Fact That S.C. Decided the Case on Alternative Ground Does Not Undermine Intermediate Appellate Court’s Opinion, It Declares
By a MetNews Staff Writer
Div. One of the Fourth District Court of Appeal held Friday that notes a prosecutor took during voir dire are not absolutely privileged under the work product privilege, reiterating a conclusion it reached in 2019 and declaring that its pronouncement was not undermined by the California Supreme Court’s grant of review in that case and its rendering its decision on another ground.
Such notes are sought by Christopher Box who was convicted in San Diego Superior Court in 1990 on three counts of first-degree murder and other offenses and is pursuing habeas corpus relief in the U.S. District Court for the Southern District of California on the ground that Blacks were unlawfully excluded from the jury that tried him. Discovery of the prosecutor’s notes was denied by San Diego Superior Court Judge Howard H. Shore.
The appeals court granted Box’s petition for a writ of mandate. It did not order production of the notes but did remand the case, saying:
“Unless the People articulate a foundational basis for shielding some portion of the jury selection notes from discovery, those materials must be turned over to Box in their entirety.”
Justice William Dato authored Friday’s opinion. Acting Presiding Justice Richard D. Huffman wrote the panel’s April 9, 2019 opinion in People v. Superior Court (Jones), in which Huffman said:
“We are tasked with determining whether the work product privilege remains absolute when a court has an obligation to evaluate the intent of the prosecution, and the written mental impressions themselves may reveal an effort to unlawfully exclude prospective jurors based on race or gender.”
He concluded in light of “the importance of avoiding discrimination in jury selection,” the trial judge dd not err in order release of the notes to the defendant’s counsel who was seeking habeas relief.
Huffman also said that if the privilege did exist, it was waived when the prosecutor alluded to the notes in responding to a Batson/Wheeler motion.
The Supreme Court granted review, affirming in 2021, solely on the ground of waiver. Dato wrote: “Absent waiver of work product privilege, must a prosecutor’s jury selection notes be produced in postconviction discovery under Penal Code section 1054.9 to facilitate a Batson/Wheeler challenge? This is an issue we previously addressed in People v. Superior Court (Jones)…(Jones I). In People v. Superior Court (Jones)…(Jones II), the Supreme Court sidestepped the applicability of work product privilege by finding a waiver on the facts of that case. But it did not depublish Jones I, nor did it say anything in Jones II that cast doubt on our reasoning with respect to the general inapplicability of the work product privilege to jury selection notes in the Batson / Wheeler context.

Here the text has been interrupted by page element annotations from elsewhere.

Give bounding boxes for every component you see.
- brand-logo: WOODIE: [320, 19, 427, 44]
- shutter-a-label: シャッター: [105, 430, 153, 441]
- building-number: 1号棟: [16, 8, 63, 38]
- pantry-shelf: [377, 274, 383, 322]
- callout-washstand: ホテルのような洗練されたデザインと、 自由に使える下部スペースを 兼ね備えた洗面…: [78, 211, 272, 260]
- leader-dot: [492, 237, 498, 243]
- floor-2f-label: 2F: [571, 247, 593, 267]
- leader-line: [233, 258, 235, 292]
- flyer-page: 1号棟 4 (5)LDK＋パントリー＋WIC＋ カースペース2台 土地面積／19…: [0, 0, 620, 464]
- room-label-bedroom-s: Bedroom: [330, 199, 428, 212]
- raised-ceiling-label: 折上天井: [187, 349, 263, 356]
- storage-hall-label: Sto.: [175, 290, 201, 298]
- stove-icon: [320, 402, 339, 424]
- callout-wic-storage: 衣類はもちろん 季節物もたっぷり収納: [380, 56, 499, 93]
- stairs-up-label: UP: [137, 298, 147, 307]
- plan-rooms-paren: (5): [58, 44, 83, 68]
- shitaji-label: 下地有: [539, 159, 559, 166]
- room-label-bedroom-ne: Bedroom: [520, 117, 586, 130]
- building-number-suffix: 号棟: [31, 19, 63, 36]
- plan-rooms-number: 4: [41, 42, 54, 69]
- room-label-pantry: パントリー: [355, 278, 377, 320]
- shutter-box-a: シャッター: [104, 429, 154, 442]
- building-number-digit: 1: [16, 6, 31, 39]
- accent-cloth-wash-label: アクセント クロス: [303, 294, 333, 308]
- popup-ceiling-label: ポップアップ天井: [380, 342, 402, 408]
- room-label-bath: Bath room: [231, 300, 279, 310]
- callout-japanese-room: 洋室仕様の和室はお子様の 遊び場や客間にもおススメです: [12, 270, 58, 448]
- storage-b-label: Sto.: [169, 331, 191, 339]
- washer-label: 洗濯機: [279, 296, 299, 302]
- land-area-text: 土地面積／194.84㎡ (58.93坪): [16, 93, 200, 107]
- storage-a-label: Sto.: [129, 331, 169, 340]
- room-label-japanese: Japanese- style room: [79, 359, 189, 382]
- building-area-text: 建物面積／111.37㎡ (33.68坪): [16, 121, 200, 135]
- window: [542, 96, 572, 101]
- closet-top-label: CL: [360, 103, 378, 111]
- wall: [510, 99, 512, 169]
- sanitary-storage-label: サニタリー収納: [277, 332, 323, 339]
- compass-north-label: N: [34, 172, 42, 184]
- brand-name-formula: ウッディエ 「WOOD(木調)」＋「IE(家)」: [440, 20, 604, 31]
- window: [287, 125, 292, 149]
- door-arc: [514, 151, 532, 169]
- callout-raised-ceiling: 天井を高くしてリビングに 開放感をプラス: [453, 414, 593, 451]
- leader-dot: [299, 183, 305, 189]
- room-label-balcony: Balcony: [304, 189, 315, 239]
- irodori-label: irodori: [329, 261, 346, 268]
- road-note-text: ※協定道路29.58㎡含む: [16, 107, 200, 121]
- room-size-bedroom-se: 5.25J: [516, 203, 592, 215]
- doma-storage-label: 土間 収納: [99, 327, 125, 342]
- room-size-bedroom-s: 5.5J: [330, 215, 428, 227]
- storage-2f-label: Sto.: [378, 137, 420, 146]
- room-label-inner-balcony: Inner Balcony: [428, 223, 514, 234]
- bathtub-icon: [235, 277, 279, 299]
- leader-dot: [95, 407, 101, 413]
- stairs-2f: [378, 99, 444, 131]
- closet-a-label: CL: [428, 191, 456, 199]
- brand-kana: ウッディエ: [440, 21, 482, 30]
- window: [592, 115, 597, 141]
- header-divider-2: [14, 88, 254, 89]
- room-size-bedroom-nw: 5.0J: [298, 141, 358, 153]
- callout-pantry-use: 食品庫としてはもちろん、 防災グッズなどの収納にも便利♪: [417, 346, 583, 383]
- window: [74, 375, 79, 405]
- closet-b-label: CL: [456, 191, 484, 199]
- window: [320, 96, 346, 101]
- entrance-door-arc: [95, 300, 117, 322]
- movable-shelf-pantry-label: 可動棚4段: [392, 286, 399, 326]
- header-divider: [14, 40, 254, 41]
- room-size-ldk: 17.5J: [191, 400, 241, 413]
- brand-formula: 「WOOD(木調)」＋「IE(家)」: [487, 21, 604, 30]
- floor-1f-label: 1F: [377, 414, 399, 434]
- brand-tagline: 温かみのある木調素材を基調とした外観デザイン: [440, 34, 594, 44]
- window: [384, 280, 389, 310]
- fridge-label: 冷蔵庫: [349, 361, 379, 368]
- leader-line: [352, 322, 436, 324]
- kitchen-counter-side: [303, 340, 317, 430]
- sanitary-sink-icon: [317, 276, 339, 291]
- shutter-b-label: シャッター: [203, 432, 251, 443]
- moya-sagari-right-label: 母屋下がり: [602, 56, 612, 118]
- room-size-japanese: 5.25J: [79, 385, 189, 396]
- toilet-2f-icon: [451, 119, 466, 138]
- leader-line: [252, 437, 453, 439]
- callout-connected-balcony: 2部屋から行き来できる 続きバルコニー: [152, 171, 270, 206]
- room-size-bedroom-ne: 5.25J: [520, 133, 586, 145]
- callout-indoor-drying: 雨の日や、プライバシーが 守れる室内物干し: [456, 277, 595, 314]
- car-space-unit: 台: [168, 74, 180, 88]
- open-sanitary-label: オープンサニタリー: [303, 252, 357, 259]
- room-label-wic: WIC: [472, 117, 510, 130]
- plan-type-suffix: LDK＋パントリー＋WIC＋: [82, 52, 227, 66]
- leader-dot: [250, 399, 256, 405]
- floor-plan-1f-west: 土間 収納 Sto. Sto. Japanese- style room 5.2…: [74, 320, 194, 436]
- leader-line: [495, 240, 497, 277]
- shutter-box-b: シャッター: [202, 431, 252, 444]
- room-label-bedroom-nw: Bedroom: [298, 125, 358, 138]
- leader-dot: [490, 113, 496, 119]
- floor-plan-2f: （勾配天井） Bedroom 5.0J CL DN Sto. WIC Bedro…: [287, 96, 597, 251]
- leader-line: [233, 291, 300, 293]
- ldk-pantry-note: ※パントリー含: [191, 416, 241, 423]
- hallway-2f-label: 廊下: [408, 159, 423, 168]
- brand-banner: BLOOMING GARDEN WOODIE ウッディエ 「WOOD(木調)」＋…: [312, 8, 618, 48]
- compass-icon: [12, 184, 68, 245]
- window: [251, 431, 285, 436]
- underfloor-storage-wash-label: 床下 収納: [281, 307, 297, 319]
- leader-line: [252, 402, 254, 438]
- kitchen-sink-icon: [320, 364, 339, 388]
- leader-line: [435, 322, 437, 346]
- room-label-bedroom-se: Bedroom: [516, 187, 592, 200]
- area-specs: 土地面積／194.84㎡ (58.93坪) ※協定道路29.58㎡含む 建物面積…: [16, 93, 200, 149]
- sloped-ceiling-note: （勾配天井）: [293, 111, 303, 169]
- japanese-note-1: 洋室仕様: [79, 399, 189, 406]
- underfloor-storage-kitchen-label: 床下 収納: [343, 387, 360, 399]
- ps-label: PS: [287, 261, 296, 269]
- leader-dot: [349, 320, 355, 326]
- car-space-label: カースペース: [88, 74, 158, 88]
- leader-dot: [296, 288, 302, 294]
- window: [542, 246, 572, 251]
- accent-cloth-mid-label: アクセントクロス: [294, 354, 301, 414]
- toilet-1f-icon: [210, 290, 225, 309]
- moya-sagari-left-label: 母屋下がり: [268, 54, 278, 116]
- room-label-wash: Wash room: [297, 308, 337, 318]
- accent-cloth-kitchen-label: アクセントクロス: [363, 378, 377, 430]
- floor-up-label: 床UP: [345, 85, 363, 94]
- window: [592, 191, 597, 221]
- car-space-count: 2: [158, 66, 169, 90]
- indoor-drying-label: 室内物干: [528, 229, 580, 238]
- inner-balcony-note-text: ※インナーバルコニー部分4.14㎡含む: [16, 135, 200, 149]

“Accordingly, Jones I remains good law and we reaffirm the correctness of the conclusions we reached in that opinion. Where a prima facie case of racial bias under Batson/Wheeler has been made, a defendant is entitled to discover the prosecution’s jury selection notes under section 1054.9. Those notes are not categorically shielded from discovery by the absolute work product privilege….To the extent the People maintain that those notes reflect the prosecution’s impressions, conclusions, opinions, or legal research and theories about case strategy independent of conclusions or impressions about prospective jurors, they bear the burden to make that foundational proffer and seek appropriate redactions from the trial court.”
He remarked: “It seems unlikely that a prosecutor’s jury selection notes will reveal impressions, conclusions, or opinions about the legal theory of the case, as opposed to impressions about particular jurors.”
The case is Box v. Superior Court (People), 2023 S.O.S. 3.